Wednesday, April 9, 2025

Book Review: The Financier by Theodore Dreiser

I first picked up Theodore Dreiser's The Financier just after finishing his most celebrated work, An American Tragedy, precisely because that book had been so affecting.

Alas, I was less impressed with The Financier.

I remember that reading An American Tragedy I put the book down because of my experience of what David Walsh called its "frightening power."

By contrast I put down The Financier because it seemed to have no power at all--at least, not the power to hold a reader's interest, the proceedings in it seeming comparatively flat and lifeless.

Still, after reading Dreiser's memoir A Book About Myself and finding much to admire in it I decided to give The Financier a second chance. Alas, my initial impressions on my second attempt were not too different from those I had in my first--but thinking about the source of them had its own interest, not least the profound difference in the making of the protagonists of the two book. In creating both American Tragedy protagonist Clyde Griffiths and The Financier's Frank Cowperwood Dreiser did draw on real-life cases (Chester Gillette in the former case, Charles Yerkes in the latter), with his painstaking research entirely evident (even more so in The Financier than in An American Tragedy), but the stuff of Dreiser's own life mattered greatly in what he did with that material. As the striking parallels I saw again and again with the trajectory of Griffiths in Dreiser's memoir made clear, he had lived Griffiths' life to a great degree, and it has since seemed to me that this was why he was able to imagine the character so fully and richly. By contrast it is the opposite with Frank Cowperwood, considering whose life I see only contrasts with Dreiser.

Like Griffiths Dreiser was a Midwesterner, raised in a far from affluent urban household he was to recall as a scene of oppression and hardship under an ineffectual, religious father that he (like other siblings of his) less left than escaped as a young man. By contrast Cowperwood was born in Philadelphia the son of a prosperous and well-respected banker in a very comfortable home where he was used to getting his own way, with all that meant for his prospects. Where Dreiser was sensitive and romantic in his attitude toward life, lamenting that the circumstances of his life compelled him to participate in the "rat race" in spite of his having neither the taste for it, nor expectations of success, and in every fiber of his being feeling himself at odds with the social world in which he was forced to contend, Cowperwood never felt himself anything but perfectly adapted to the business world, and indeed reveled in participating in its struggles. Where Dreiser worried that he was unattractive to women physically and in other ways, Cowperwood had no problems there--in the world of women as in the world of business utterly self-confident, the more in as others all seemed to share his high opinion of himself.

Reading the book, in fact, I quickly got an impression of Cowperwood as, in contrast with the Griffiths he created on the basis of knowledge of himself, a fantasy of the man he would have liked to be--alas, a rather less substantial basis for a work of art such as this one.
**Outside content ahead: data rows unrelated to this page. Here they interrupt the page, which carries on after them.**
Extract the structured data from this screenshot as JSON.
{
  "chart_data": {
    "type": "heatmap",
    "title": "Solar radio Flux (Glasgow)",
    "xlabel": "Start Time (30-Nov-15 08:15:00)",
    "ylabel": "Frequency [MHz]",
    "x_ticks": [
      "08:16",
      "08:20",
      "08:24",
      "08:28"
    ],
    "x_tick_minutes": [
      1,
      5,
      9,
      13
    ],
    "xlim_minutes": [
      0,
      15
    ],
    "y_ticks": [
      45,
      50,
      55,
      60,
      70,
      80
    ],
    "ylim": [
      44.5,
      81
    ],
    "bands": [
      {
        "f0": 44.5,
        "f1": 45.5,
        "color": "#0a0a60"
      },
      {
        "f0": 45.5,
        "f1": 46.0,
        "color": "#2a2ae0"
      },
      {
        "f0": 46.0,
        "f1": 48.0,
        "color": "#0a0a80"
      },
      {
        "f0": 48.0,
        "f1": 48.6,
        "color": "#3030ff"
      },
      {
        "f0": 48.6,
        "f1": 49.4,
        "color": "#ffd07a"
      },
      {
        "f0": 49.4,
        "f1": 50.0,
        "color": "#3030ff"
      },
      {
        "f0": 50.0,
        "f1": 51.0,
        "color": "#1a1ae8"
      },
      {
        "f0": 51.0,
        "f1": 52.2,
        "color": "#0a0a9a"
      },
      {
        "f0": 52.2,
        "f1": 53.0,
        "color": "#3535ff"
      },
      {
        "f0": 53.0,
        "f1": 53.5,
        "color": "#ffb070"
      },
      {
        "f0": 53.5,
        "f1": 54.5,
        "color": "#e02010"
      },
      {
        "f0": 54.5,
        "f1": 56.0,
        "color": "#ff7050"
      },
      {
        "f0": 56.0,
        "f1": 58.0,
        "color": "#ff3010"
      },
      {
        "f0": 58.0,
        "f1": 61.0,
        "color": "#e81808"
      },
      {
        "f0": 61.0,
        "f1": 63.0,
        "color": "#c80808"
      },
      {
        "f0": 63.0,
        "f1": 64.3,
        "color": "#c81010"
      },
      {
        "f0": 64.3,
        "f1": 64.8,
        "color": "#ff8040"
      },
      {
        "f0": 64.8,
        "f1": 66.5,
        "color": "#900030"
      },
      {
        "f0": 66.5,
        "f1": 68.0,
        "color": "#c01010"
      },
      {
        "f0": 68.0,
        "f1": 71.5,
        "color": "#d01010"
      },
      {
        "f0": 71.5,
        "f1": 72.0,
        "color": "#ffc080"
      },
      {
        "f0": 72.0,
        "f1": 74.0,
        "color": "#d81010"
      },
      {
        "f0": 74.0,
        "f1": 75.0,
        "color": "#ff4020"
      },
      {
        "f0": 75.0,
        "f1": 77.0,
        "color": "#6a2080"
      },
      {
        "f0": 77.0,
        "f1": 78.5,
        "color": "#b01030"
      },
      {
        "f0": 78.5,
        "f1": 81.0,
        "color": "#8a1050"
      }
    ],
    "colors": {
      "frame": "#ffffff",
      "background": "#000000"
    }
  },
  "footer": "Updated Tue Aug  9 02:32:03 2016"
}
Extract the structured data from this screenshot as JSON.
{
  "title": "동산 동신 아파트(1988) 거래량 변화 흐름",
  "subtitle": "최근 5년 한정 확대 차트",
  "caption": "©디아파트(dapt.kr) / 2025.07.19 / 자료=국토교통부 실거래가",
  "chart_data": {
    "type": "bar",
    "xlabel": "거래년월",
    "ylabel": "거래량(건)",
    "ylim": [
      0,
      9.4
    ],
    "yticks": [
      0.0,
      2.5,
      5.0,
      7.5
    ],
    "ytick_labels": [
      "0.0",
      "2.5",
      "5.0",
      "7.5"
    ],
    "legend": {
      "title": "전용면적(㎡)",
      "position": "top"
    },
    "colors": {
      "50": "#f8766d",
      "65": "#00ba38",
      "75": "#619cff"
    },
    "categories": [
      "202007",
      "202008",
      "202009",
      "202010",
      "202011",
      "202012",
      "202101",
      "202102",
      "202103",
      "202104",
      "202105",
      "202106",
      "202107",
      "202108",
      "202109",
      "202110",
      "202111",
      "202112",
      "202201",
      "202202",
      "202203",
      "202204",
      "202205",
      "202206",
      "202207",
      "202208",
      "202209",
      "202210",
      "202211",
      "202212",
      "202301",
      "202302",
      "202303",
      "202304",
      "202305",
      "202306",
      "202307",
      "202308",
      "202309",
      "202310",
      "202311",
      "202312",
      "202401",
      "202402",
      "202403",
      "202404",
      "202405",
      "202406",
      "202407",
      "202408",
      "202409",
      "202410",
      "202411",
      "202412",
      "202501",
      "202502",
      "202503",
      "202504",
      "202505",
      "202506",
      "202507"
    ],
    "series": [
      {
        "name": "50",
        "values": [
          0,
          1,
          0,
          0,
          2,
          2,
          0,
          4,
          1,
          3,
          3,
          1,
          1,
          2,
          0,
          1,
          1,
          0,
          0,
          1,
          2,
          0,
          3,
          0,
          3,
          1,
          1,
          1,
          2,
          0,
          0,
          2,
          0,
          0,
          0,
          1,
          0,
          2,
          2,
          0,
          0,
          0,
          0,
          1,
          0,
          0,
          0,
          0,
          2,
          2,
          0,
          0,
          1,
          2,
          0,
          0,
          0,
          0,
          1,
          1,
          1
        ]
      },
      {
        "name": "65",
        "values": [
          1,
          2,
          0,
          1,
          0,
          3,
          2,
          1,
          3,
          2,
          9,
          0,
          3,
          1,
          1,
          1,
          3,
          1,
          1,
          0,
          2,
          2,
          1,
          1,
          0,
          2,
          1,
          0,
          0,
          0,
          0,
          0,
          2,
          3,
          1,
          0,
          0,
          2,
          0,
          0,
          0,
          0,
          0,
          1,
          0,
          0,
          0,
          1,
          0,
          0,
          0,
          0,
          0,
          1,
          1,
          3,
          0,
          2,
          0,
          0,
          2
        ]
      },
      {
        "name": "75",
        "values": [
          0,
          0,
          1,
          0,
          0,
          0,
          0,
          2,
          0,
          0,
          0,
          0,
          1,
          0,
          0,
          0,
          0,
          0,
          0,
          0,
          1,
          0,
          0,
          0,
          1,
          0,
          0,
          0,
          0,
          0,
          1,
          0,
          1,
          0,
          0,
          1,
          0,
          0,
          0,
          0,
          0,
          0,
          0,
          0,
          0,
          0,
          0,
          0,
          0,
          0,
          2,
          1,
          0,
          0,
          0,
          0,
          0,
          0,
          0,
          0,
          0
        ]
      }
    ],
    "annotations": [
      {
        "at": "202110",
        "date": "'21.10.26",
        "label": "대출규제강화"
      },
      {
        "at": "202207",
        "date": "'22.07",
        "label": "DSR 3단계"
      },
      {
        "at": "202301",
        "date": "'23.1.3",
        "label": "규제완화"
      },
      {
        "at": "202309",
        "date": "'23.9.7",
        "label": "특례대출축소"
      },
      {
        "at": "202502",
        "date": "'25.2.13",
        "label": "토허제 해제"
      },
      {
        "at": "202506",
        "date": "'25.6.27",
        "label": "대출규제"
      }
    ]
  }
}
Moreover, where Clyde's story is a train of false hopes and rebuffs and disappointments and catastrophes which thwart and claustrophobically trap and ultimately destroy him, Frank scarcely seems to experience anything as an obstacle, the way forward always easy and smooth and obvious as he proceeds from victory to victory as he enjoys the admiration of everyone--the whole first third of The Financier a succession of such flattering triumphs for the protagonist. Of course, well before that point there is a hint of trouble ahead, but only a very small one, as it takes an extraordinary constellation of disasters to slow Cowperwood down in his progress--literally, the Great Chicago Fire of 1871 and the national panic it caused, combined with the precise timing of the revelation of an affair he is having with the daughter of a major power player in the city to whom he owed much by a jealous former schoolmate of that power player's daughter, and grubby municipal electoral politics involving corruption scandals and public opinion and an upcoming election, and even then it is a narrow thing. Of course, in its wake Cowperwood does fall very low--losing his fortune, suffering the final wreck of his marriage, getting locked up--but in two years he is free again, and rebuilds his fortune, and out of his former unsatisfactory marriage and wed to the mistress who, having stuck faithfully by Frank during his prison term, proceeds to still bigger things out west.

The result is that even though the story does eventually move past its sluggish start it never generates anywhere near the tension with which An American Tragedy crackled from the beginning to the end of its near thousand page length--and indeed proves rather dry stuff for long stretches (well past the point at which I put the book down the first time). Even so, the book did eventually acquire a measure of dramatic interest as Cowperwood actually found himself with a fight on his hands, in some of the characterizations (Edward Malia Butler, who plays so important a part in the narrative, was perhaps the liveliest creation Dreiser had to offer here), in its often Balzacian portrayal of the place and time and the "machinery of civilization" in it, and as the necessary first half of the story that Dreiser continued in what I found to be the much more engaging and rather richer second half of Cowperwood's story, The Titan.